I came across this problem on Functions of One Complex Variable by John B. Conway. (Chapter IV section 7, page 99)
Let G be open and suppose $γ : [0, 1] \to G$ is a closed rectifiable curve in $G$ such that $γ$ is homologous to $0$. Set $r = d(γ([0, 1]), \partial G)$ and $H = \{z ∈ ℂ : n(γ; z) = 0\}$.
(a) Show that $\{z : d(z, \partial G) < \frac 12 r\} \subset H$.
(b) Use your answer to part (a) to show that if $f : G \to ℂ$ is analytic then $f(z) = \alpha $ has at most a finite number of solutions $z$ such that $n(γ; z) \neq 0$.
Here, $n(γ; z)$ is the winding number of $γ$ around $z$. Intuitively, the result makes sense but I'm not sure how to go about proving it. Any ideas?

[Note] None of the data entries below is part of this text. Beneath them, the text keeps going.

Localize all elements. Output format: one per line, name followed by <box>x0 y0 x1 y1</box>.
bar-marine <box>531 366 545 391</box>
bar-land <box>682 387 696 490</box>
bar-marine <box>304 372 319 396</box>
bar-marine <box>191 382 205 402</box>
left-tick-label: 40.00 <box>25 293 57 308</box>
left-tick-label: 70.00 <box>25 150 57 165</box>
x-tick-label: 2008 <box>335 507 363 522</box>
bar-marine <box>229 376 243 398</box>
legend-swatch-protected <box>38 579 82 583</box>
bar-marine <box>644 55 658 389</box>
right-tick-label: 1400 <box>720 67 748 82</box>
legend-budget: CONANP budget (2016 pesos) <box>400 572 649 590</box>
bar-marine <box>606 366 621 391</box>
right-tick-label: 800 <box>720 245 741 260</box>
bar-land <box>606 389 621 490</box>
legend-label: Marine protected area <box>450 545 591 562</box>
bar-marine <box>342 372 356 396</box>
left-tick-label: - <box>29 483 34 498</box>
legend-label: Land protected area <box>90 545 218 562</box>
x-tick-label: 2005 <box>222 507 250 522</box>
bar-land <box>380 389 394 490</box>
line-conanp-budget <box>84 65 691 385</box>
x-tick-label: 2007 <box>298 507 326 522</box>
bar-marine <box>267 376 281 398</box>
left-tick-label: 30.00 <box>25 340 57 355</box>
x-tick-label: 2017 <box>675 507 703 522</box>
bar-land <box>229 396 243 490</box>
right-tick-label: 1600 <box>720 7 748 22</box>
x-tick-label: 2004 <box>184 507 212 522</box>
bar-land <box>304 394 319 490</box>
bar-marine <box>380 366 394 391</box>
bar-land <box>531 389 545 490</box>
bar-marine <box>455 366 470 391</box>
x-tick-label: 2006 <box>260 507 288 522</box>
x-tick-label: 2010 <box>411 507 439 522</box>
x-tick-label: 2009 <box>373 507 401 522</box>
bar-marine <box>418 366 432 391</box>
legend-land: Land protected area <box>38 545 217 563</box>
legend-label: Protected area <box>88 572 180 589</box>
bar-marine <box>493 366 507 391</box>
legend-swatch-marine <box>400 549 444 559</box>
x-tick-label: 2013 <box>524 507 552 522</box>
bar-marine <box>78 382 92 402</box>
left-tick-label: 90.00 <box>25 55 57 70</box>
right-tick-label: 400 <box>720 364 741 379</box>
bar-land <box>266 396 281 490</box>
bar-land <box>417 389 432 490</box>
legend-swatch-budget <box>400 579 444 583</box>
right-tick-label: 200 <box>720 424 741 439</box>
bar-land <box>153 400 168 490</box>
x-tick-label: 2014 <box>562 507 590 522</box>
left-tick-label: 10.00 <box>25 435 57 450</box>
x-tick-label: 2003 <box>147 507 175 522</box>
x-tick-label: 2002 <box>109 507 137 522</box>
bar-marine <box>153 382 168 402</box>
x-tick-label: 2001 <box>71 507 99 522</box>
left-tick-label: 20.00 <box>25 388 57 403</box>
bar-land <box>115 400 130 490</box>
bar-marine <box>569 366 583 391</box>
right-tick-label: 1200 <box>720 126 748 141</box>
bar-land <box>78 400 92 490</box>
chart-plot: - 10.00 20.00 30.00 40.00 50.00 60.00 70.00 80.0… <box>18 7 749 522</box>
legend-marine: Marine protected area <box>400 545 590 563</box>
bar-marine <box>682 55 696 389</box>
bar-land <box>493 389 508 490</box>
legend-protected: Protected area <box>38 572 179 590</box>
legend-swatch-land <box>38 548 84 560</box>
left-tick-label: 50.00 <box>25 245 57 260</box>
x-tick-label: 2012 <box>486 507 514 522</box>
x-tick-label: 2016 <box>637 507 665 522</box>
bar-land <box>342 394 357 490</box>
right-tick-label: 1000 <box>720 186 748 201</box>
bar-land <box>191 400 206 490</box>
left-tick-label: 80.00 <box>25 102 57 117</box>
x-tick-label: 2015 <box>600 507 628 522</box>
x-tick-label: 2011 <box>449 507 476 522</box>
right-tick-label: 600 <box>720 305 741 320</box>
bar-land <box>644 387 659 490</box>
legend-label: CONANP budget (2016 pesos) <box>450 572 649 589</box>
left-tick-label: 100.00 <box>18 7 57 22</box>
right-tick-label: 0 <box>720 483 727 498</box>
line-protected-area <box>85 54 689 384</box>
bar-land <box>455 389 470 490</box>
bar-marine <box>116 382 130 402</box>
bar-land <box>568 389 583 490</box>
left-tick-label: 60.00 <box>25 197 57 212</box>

If $r=0$, then $\gamma$ intersects the boundary of $G$ nontrivially and so $\gamma$ is not in $G$. Thus, $r>0$. Let $z$ be such that $d(z,\partial G) < \frac{r}{2}$. If $z \notin G$, then by definition IV.6.18 $\gamma \approx 0$, $n(\gamma ; z)=0$. If $z \in G$ then note that $z \notin {\gamma}$ since otherwise we would have $d(z,\{\gamma\})=0$ and the contradiction that $r < \frac{r}{2}$ from $d(\{\gamma\},\partial G) \leq d(\{\gamma\},z)+d(z,\partial G) $. Now, if $z$ is in the component inside $\gamma$, then there exists $k$ such that $\frac{1}{n} < d(z,\gamma ) $ for all $n \geq k$ (this is because $d(z,\gamma )>0$ and again we run into a contradiction via $|d(z,\gamma) - d(\gamma,\partial G)| \leq d(z,\partial G)$ namely $\frac{r}{2}<\frac{1}{n}$ and so $r=0$. Thus, $z$ is in the other component of $G$ whereby $n(\gamma ; z)=0$
For (b), let $a \in G$ such that $f(a)=\alpha$ and $n(\gamma ; a ) \neq 0$. The just established result tells us that $d(a,\partial G) \geq \frac{r}{2}$. If there were infinitely many such solutions, all of which are isolated, then the setup in Page 98 tells us that $n(\sigma; \alpha) = \infty$, which basically says that $\sigma$ is not rectifiable, a contradiction.